The Marine Corps was his lifeline; he enlisted after high school, served a combat tour in Afghanistan, among his assignments, and matured from punk kid who barely graduated high school into college grad who eventually would earn a master’s in international relations at Harvard.
Dunigan became a case office in the CIA in 2014, “and in that capacity, I saw the very real threats facing our country. I made hard choices, lived tough days. And I entered politics in January 2026 to ring the alarm bell: the real danger is here at home.”
***
“Our democracy is backsliding,” Dunigan said. “Our elected leaders are either unwilling or unable to stop the authoritarian project currently underway. I never wanted to be a politician. I have no interest in the spectacle of our current politics. But too much is at stake, and doing nothing is not an option. Especially when Congress continuously fails to protect or provide for the people of Virginia’s Eighth.”
The Eighth District, indeed, was hit hard by the massive, not at all thought out cuts made by Elon Musk’s DOGE, which formally wrapped up operations last week.
Virginia lost 23,500 federal government jobs due to DOGE, concentrated in the Eighth; I’ve not seen hard data on the number of federal contractor jobs that were also lost, but a report from House Oversight Democrats pegged the number of terminated federal contracts at 13,400, with an additional 15,800 grants eliminated, suggesting massive job losses on that side of the ledger.
“Civil servants deserved protection from DOGE,” Dunigan said. “We could have avoided the affordability crisis.

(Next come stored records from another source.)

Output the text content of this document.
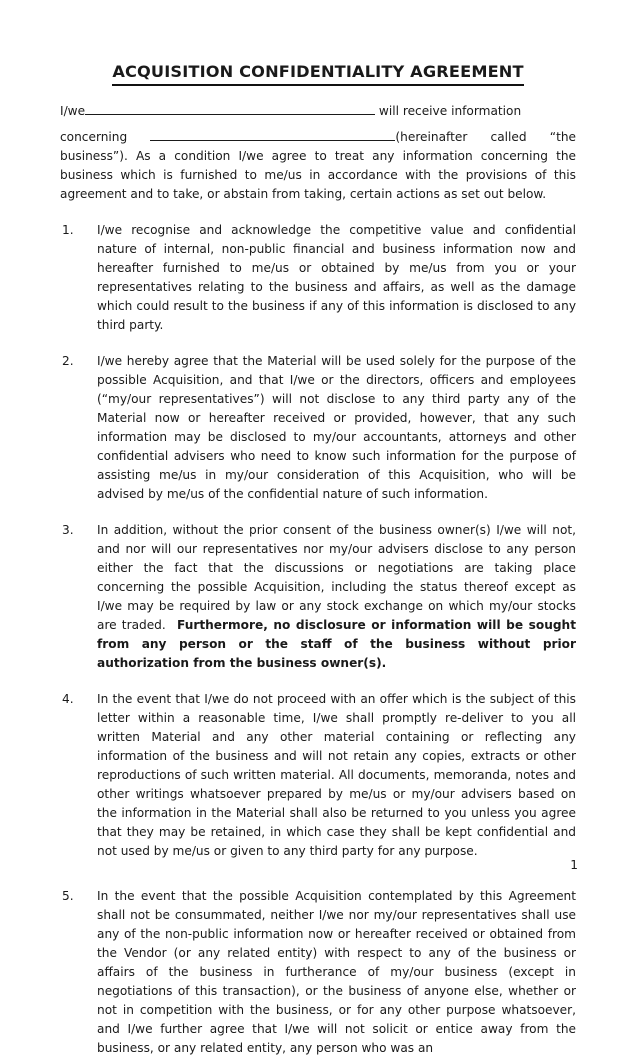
ACQUISITION CONFIDENTIALITY AGREEMENT
I/we	will receive information
concerning	(hereinafter called “the business”). As a condition I/we agree to treat any information concerning the business which is furnished to me/us in accordance with the provisions of this agreement and to take, or abstain from taking, certain actions as set out below.
1.	I/we recognise and acknowledge the competitive value and confidential nature of internal, non-public financial and business information now and hereafter furnished to me/us or obtained by me/us from you or your representatives relating to the business and affairs, as well as the damage which could result to the business if any of this information is disclosed to any third party.
2.	I/we hereby agree that the Material will be used solely for the purpose of the possible Acquisition, and that I/we or the directors, officers and employees (“my/our representatives”) will not disclose to any third party any of the Material now or hereafter received or provided, however, that any such information may be disclosed to my/our accountants, attorneys and other confidential advisers who need to know such information for the purpose of assisting me/us in my/our consideration of this Acquisition, who will be advised by me/us of the confidential nature of such information.
3.	In addition, without the prior consent of the business owner(s) I/we will not, and nor will our representatives nor my/our advisers disclose to any person either the fact that the discussions or negotiations are taking place concerning the possible Acquisition, including the status thereof except as I/we may be required by law or any stock exchange on which my/our stocks are traded.  Furthermore, no disclosure or information will be sought from any person or the staff of the business without prior authorization from the business owner(s).
4.	In the event that I/we do not proceed with an offer which is the subject of this letter within a reasonable time, I/we shall promptly re-deliver to you all written Material and any other material containing or reflecting any information of the business and will not retain any copies, extracts or other reproductions of such written material. All documents, memoranda, notes and other writings whatsoever prepared by me/us or my/our advisers based on the information in the Material shall also be returned to you unless you agree that they may be retained, in which case they shall be kept confidential and not used by me/us or given to any third party for any purpose.
5.	In the event that the possible Acquisition contemplated by this Agreement shall not be consummated, neither I/we nor my/our representatives shall use any of the non-public information now or hereafter received or obtained from the Vendor (or any related entity) with respect to any of the business or affairs of the business in furtherance of my/our business (except in negotiations of this transaction), or the business of anyone else, whether or not in competition with the business, or for any other purpose whatsoever, and I/we further agree that I/we will not solicit or entice away from the business, or any related entity, any person who was an
1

We should have kept our educators and universities safe from political interference, reformed our healthcare system, and prevented the lawless excesses of ICE. Now, if we fail to reverse the worst impulses of this administration, the progress we’ve fought so hard to achieve for civil rights, individual freedom, and enlightenment values in this country will be lost for generations.”
***
Dunigan’s platform is one to rally around: “term limits, big money out of politics, accountability under the law, and an affordable quality of life for every citizen.”
“These concepts aren’t controversial, and they shouldn’t be political. They’re the only guiding principles that can give us a shot at freeing this country from the stranglehold of corporate politics and a captured power structure,” Dunigan said.
“The choice we face in 2026 is simple: the Democratic Party must either change up the roster and evolve, or stay as it is and accept obsolescence. On August 4th, we all have to decide which side we’re on.”